In practice, this means that if there are 3 primaries, two of them using plugin ids and one of them not using them, the one not using a plugin id will always be used.

This filtering also takes into account the current user and optional pipeline configuration name or id. If the pipeline_configuration() property has been set to a string, it will look for pipeline configurations with that specific name. If it has been set to None, any pipeline that can be applied for the current user and project will be retrieved. Note that this method does not support pipeline_configuration() being an integer.

Parameters:project (Dictionary with keys type and id.) – Project entity link to enumerate pipeline configurations for. If None, this will enumerate the pipeline configurations for the site configuration.
Returns:List of pipeline configurations.
Return type:List of dictionaries with keys type, id, name, project, and descriptor. The pipeline configurations will always be sorted such as the primary pipeline configuration, if available, will be first. Then the remaining pipeline configurations will be sorted by name field (case insensitive), then the project field and finally then id field.
get_entity_from_environment()[source]

Helper method that looks for the standard environment variables SHOTGUN_SITE, SHOTGUN_ENTITY_TYPE and SHOTGUN_ENTITY_ID and attempts to extract and validate them. This is typically used in conjunction with bootstrap_engine(). The standard environment variables read by this method can be generated by get_standard_plugin_environment().

Returns:Standard Shotgun entity dictionary with type and id or None if not defined.
resolve_descriptor(project)[source]

Resolves a pipeline configuration and returns its associated descriptor object.

Parameters:project (dict) – The project entity, or None.
static get_core_python_path()[source]

Computes the path to the current Toolkit core.

The current Toolkit core is defined as the core that gets imported when you type import sgtk and the python path is derived from that module.

For example, if the sgtk module was found at /path/to/config/install/core/python/sgtk, the return path would be /path/to/config/install/core/python

This can be useful if you want to hand down to a subprocess the location of the current process’s core, since sys.path and the PYTHONPATH are not updated after bootstrapping.

Returns:Path to the current core.
Return type:str

Exception Classes

class sgtk.bootstrap.TankBootstrapError[source]

Bases: tank.errors.TankError

Base class for all bootstrap related errors

Installing the sgtk module using pip

When running Toolkit using the bootstrap API above, you need access to the ToolkitManager class in order to kickstart the bootstrap process. Once you have started the bootstrap, toolkit will download all the necessary components for the given configuration you are bootstrapping into, potentially even including a different version of the core API than you are using to bootstrap with.

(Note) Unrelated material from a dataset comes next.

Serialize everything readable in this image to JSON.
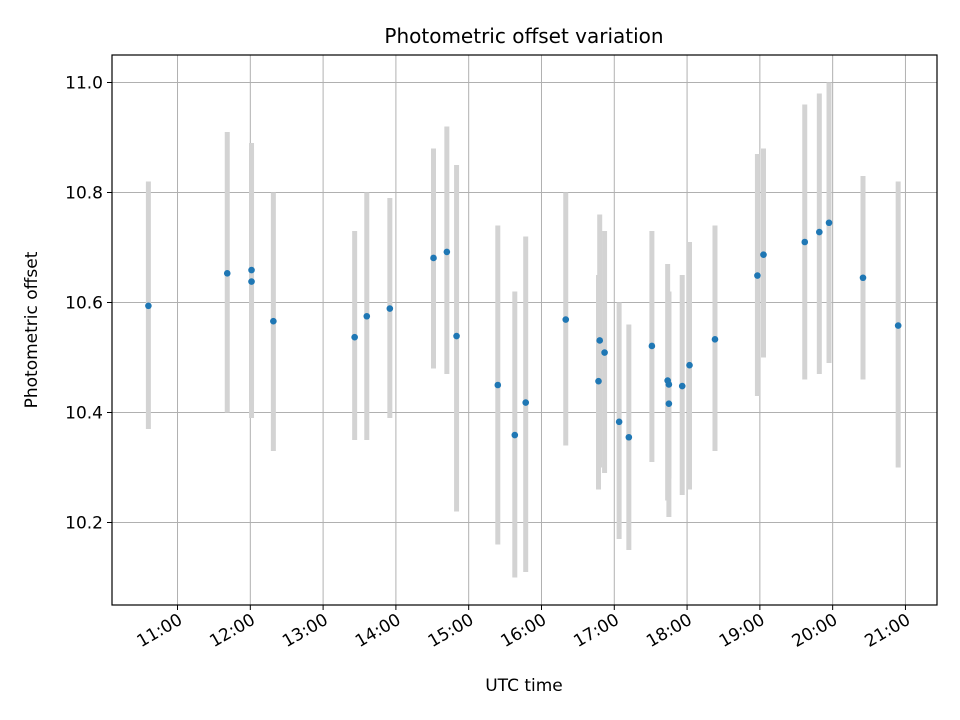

In order to fully automate this process programatically, you need an sgtk instance to begin with. One way to accomplish this is to use pip (see https://pip.pypa.io/). Use the following syntax:

pip install git+https://github.com/shotgunsoftware/tk-core@v0.18.35

If you want to add an sgtk core to a requirements.txt file, use the following syntax:

git+https://github.com/shotgunsoftware/tk-core@v0.18.35

Warning

In order to use pip, you currently need to have the git executable installed on the system that you are deploying to.

Warning

We strongly recommend always providing a version number. Not providing a version number will currently download the latest commit from the master branch and associate it with the highest available version number tag. Such downloads are likely to contain changes which have not yet been full tested.